# Advice on relocating to Lisbon



## Luke12 (Apr 28, 2017)

Hi,

I am a Portuguese citizen by decent and currently residing in the Gulf. I am looking at relocating to Portugal (LIS) and would sincerely need your advice / tips. I am fluent in written and spoken English and in the process of learning Portuguese. We are a family of four (wife and 2 school going kids). 

1.	I need to know when would be the best time to move considering that my kids need to continue schooling. 

2.	What are the jobs prospects (Finance related) and would I be able to find one considering I speak only English? If yes, where should I possibly look? 

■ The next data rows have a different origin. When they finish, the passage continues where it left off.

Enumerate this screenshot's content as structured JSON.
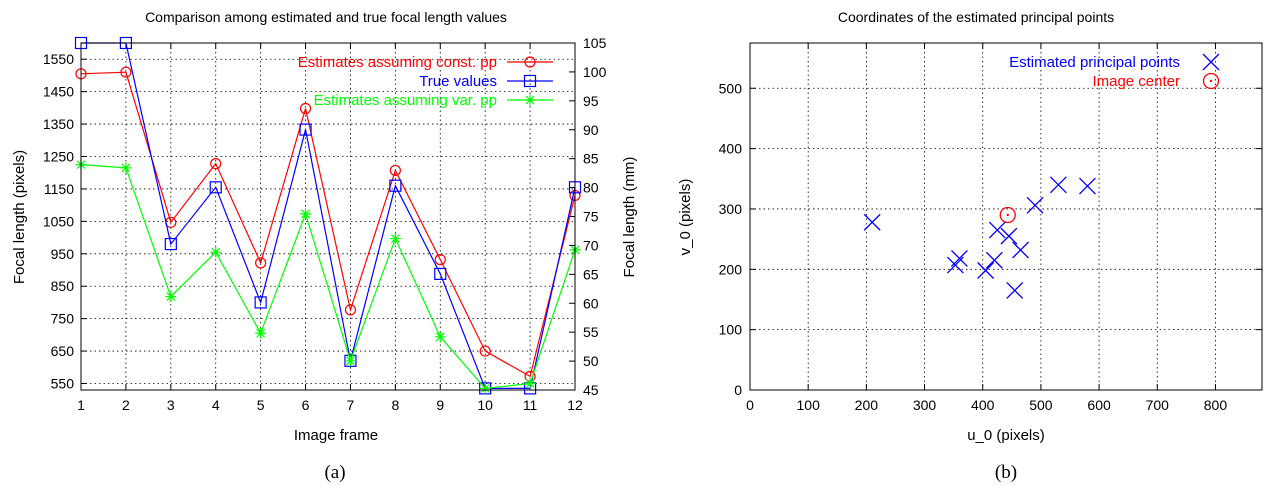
{
  "chart_data": [
    {
      "type": "line",
      "title": "Comparison among estimated and true focal length values",
      "xlabel": "Image frame",
      "ylabel": "Focal length (pixels)",
      "y2label": "Focal length (mm)",
      "caption": "(a)",
      "x": [
        1,
        2,
        3,
        4,
        5,
        6,
        7,
        8,
        9,
        10,
        11,
        12
      ],
      "xlim": [
        1,
        12
      ],
      "ylim": [
        530,
        1600
      ],
      "y2lim": [
        45,
        105
      ],
      "yticks": [
        550,
        650,
        750,
        850,
        950,
        1050,
        1150,
        1250,
        1350,
        1450,
        1550
      ],
      "y2ticks": [
        45,
        50,
        55,
        60,
        65,
        70,
        75,
        80,
        85,
        90,
        95,
        100,
        105
      ],
      "grid": true,
      "legend_position": "top-right",
      "series": [
        {
          "name": "Estimates assuming const. pp",
          "color": "#ff0000",
          "marker": "circle",
          "values": [
            1505,
            1510,
            1047,
            1228,
            922,
            1398,
            777,
            1207,
            932,
            650,
            572,
            1130
          ]
        },
        {
          "name": "True values",
          "color": "#0000ff",
          "marker": "square",
          "values": [
            1600,
            1600,
            980,
            1155,
            800,
            1333,
            620,
            1160,
            888,
            535,
            535,
            1155
          ]
        },
        {
          "name": "Estimates assuming var. pp",
          "color": "#00ff00",
          "marker": "star",
          "values": [
            1225,
            1215,
            818,
            955,
            705,
            1073,
            620,
            997,
            694,
            535,
            550,
            962
          ]
        }
      ]
    },
    {
      "type": "scatter",
      "title": "Coordinates of the estimated principal points",
      "xlabel": "u_0 (pixels)",
      "ylabel": "v_0 (pixels)",
      "caption": "(b)",
      "xlim": [
        0,
        880
      ],
      "ylim": [
        0,
        575
      ],
      "xticks": [
        0,
        100,
        200,
        300,
        400,
        500,
        600,
        700,
        800
      ],
      "yticks": [
        0,
        100,
        200,
        300,
        400,
        500
      ],
      "grid": true,
      "legend_position": "top-right",
      "series": [
        {
          "name": "Estimated principal points",
          "color": "#0000ff",
          "marker": "x",
          "points": [
            [
              210,
              278
            ],
            [
              353,
              207
            ],
            [
              360,
              218
            ],
            [
              405,
              198
            ],
            [
              420,
              215
            ],
            [
              425,
              265
            ],
            [
              445,
              255
            ],
            [
              455,
              165
            ],
            [
              465,
              232
            ],
            [
              490,
              306
            ],
            [
              530,
              340
            ],
            [
              580,
              338
            ]
          ]
        },
        {
          "name": "Image center",
          "color": "#ff0000",
          "marker": "dotted-circle",
          "points": [
            [
              443,
              290
            ]
          ]
        }
      ]
    }
  ]
}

3.	What sort of housing and monthly salary should I be looking at to begin with?

Thanks in advance.


----------



## siobhanwf (Mar 20, 2009)

Luke12 said:


> Hi,
> 
> I am a Portuguese citizen by decent and currently residing in the Gulf. I am looking at relocating to Portugal (LIS) and would sincerely need your advice / tips. I am fluent in written and spoken English and in the process of learning Portuguese. We are a family of four (wife and 2 school going kids).
> 
> ...


* [*

May I suggest that you use the search facility on the forum and you might be able to get more accurate information to your exact thought and concerns. All three subjects have been covered widely already


----------